There is a clear public policy imperative here: absent the ability to afford professional caregivers, women leave the workforce in their prime earning years to care for aging parents, exacerbating the gender wage gap. The secondary effect is that women who are out of the workforce are not contributing to their retirement savings, and in some cases draining their savings to meet their living expenses while they are out of the workforce. This is a phenomenon I have seen repeatedly as a financial coach.
Unfortunately, our mid-century Medicare program barely acknowledges this 21st century burden. The sole aspect of long-term care covered by Medicare is nursing home care, and only up to 100 days. Medicaid, the public health insurance program for low-income households, actually does a better job in this respect, including in its coverage non-medical costs associated with the aforementioned ADLs, and care can be at home or in a facility. With that said, the adequacy of Medicaid coverage is highly variable across different states. In short, no one would wish to be poor just so that their long-term care costs could be covered.
Middle income households particularly are left in a classic bind. Not rich enough to pay for long term care out of their savings, but too wealthy to rely on Medicaid. Long term care insurance should be the answer, however premium rates price out many middle-income households.
Across the political spectrum, there always seems to be agreement around family-friendly policies. Unfortunately, the discussion is often limited to the needs of families with young children. In a myriad of ways, existing tax and spending policies ignore the financial stress of long-term care.
To meet today’s burden, public policy responses could include:
· Expanding Medicare coverage to include the cost of professional home care to assist the elderly with the non-medical expenses associated with long term care. This one step could potentially allow millions of women to remain in the workforce.
· Expanding the “dependent care side” of the Child and Dependent Care Tax Credit (CDCTC). As it stands now, the credit flattens out for incomes over $43,000 and even at that, is worth at most only $1200. Unsurprisingly, according to the Congressional Research Service, the CDCTC is claimed almost exclusively for childcare. The size of the credit should be increased for adult dependent care, and as well expanded to include more types of expenses that are specific to elder care but are currently excluded.
Looking forward, to incentivize households to save for future costs:
· Allow families to use Health Savings Account (HSA) savings to meet long term care costs for either themselves or a family member. The Homecare for Seniors Act (H.R. 6813) in the 115th Congress, by expanding the list of qualified expenses to include those associated with ADLs, was a step in this direction (that sadly faltered).
· Create a federal tax deduction for long term care insurance premiums, as some states already do. Some states recognize that it is in their long-term fiscal interests for their residents to have long term care insurance. As it now stands, these premiums are only deductible as part of the general medical expense deduction (i.e., expenses greater than 10% of income).

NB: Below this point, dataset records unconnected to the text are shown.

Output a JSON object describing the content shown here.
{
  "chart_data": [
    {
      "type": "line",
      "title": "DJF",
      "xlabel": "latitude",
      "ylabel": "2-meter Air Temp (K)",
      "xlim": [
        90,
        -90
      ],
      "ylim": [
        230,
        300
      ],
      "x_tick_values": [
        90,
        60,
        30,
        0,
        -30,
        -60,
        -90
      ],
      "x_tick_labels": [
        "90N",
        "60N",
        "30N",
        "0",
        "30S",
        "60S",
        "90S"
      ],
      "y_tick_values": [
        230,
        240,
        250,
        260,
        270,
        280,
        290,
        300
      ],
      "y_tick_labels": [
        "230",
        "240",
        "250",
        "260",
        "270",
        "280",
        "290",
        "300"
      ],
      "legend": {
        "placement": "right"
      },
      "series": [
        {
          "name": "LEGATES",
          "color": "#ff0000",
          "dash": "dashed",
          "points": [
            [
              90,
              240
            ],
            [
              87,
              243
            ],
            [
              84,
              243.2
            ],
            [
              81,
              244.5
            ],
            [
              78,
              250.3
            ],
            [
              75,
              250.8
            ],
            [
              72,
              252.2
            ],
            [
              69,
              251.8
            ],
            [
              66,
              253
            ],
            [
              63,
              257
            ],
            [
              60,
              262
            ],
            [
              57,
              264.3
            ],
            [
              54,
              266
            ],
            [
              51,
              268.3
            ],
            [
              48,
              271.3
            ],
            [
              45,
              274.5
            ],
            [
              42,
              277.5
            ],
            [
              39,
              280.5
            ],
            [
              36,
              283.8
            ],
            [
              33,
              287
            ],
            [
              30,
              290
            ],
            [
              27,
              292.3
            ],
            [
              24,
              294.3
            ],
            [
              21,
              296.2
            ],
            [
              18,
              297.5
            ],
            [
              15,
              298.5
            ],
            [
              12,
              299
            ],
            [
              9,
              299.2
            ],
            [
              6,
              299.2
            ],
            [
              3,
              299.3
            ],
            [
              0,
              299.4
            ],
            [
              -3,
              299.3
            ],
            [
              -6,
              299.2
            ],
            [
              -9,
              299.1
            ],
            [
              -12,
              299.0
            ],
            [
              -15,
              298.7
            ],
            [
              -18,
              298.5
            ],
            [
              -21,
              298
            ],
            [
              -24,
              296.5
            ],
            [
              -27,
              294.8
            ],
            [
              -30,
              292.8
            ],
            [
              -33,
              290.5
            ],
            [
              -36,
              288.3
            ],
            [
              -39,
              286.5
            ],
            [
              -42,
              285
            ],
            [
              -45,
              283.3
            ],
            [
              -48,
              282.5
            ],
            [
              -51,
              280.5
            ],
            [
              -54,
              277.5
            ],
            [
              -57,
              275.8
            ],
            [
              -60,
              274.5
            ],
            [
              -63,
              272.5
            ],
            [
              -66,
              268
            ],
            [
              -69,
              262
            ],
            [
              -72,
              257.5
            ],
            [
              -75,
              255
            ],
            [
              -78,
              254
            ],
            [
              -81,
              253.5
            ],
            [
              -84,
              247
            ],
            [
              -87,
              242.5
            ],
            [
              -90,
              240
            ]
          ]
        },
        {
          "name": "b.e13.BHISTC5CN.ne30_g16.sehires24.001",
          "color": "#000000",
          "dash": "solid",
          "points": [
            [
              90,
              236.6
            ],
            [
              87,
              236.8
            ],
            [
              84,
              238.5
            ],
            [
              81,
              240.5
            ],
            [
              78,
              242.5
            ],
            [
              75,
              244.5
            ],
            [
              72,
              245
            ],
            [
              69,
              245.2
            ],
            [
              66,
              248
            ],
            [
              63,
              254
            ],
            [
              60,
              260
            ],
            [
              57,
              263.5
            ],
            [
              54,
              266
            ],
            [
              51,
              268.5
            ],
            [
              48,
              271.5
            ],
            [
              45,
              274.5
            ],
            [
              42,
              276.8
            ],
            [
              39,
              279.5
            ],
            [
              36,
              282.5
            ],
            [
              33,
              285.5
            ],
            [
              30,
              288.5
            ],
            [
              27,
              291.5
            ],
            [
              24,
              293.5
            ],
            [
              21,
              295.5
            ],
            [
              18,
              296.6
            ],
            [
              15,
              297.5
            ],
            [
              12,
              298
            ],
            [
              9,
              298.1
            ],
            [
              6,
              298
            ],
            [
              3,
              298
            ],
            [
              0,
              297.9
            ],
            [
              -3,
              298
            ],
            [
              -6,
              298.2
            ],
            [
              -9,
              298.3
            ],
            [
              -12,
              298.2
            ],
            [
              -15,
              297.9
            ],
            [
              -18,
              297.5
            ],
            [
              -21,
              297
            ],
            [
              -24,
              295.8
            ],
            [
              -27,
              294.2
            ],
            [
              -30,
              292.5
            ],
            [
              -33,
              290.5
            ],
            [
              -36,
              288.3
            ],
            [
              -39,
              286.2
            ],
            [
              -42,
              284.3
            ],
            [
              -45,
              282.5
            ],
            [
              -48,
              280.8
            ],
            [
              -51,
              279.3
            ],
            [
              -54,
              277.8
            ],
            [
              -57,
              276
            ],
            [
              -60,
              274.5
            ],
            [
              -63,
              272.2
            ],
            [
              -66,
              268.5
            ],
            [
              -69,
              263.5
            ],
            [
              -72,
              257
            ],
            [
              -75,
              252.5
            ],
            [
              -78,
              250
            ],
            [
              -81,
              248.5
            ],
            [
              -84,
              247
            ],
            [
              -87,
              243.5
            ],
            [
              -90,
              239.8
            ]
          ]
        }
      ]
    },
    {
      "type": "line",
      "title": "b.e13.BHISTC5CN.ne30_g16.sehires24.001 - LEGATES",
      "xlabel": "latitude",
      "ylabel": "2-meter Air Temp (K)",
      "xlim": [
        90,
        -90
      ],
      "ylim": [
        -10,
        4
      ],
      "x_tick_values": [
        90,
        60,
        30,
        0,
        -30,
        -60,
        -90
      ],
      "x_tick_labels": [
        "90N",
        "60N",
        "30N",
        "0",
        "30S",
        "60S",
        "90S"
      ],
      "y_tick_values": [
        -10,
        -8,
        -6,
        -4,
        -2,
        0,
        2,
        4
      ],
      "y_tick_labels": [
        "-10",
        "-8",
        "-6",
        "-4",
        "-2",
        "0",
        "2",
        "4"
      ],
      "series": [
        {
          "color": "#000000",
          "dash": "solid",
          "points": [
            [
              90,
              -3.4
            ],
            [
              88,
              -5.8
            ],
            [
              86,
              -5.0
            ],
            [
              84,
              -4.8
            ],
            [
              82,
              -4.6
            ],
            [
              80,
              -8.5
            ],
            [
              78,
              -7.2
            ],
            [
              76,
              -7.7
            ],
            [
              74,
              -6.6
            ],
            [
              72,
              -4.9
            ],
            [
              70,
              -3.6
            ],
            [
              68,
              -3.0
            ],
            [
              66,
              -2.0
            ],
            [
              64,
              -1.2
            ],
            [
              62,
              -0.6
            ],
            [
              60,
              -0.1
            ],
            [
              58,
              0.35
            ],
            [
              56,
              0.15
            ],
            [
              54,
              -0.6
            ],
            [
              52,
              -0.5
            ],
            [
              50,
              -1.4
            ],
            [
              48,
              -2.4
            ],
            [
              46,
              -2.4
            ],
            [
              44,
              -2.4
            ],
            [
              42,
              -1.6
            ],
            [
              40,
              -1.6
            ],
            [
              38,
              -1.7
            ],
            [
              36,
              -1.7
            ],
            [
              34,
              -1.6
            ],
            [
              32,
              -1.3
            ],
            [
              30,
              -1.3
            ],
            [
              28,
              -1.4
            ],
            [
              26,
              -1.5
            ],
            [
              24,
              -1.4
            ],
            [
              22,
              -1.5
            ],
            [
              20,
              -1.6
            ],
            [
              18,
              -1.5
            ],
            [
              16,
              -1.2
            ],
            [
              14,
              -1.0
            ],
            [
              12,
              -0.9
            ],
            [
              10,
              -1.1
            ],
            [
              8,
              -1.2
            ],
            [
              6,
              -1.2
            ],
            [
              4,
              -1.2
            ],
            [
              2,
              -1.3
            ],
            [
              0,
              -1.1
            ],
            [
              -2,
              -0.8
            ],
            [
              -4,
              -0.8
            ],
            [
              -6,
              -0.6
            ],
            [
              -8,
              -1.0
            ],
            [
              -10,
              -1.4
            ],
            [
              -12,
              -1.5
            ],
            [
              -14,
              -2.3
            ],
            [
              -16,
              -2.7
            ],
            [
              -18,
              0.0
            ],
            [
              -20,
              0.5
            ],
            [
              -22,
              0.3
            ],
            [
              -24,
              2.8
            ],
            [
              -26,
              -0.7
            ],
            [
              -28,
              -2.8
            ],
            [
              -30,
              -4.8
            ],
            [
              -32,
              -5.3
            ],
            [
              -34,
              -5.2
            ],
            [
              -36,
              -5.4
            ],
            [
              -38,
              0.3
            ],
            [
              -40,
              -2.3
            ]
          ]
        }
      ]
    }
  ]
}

Planning for long term care expenses, whether your own or that of a parent, may be the only personal finance task that is even more disagreeable to most people than estate planning. I get that. Perhaps this is why so much of our media and public policy attention is on the more photo-friendly support for families with children, rather than dependent adults, even though this is very often the same family.
Keeping women in the workforce clearly is a priority of the current administration. And while this renewed focus has come about because of urgent childcare needs presented by the current COVID-19 crisis, my hope is that we will not lose this attention post-pandemic.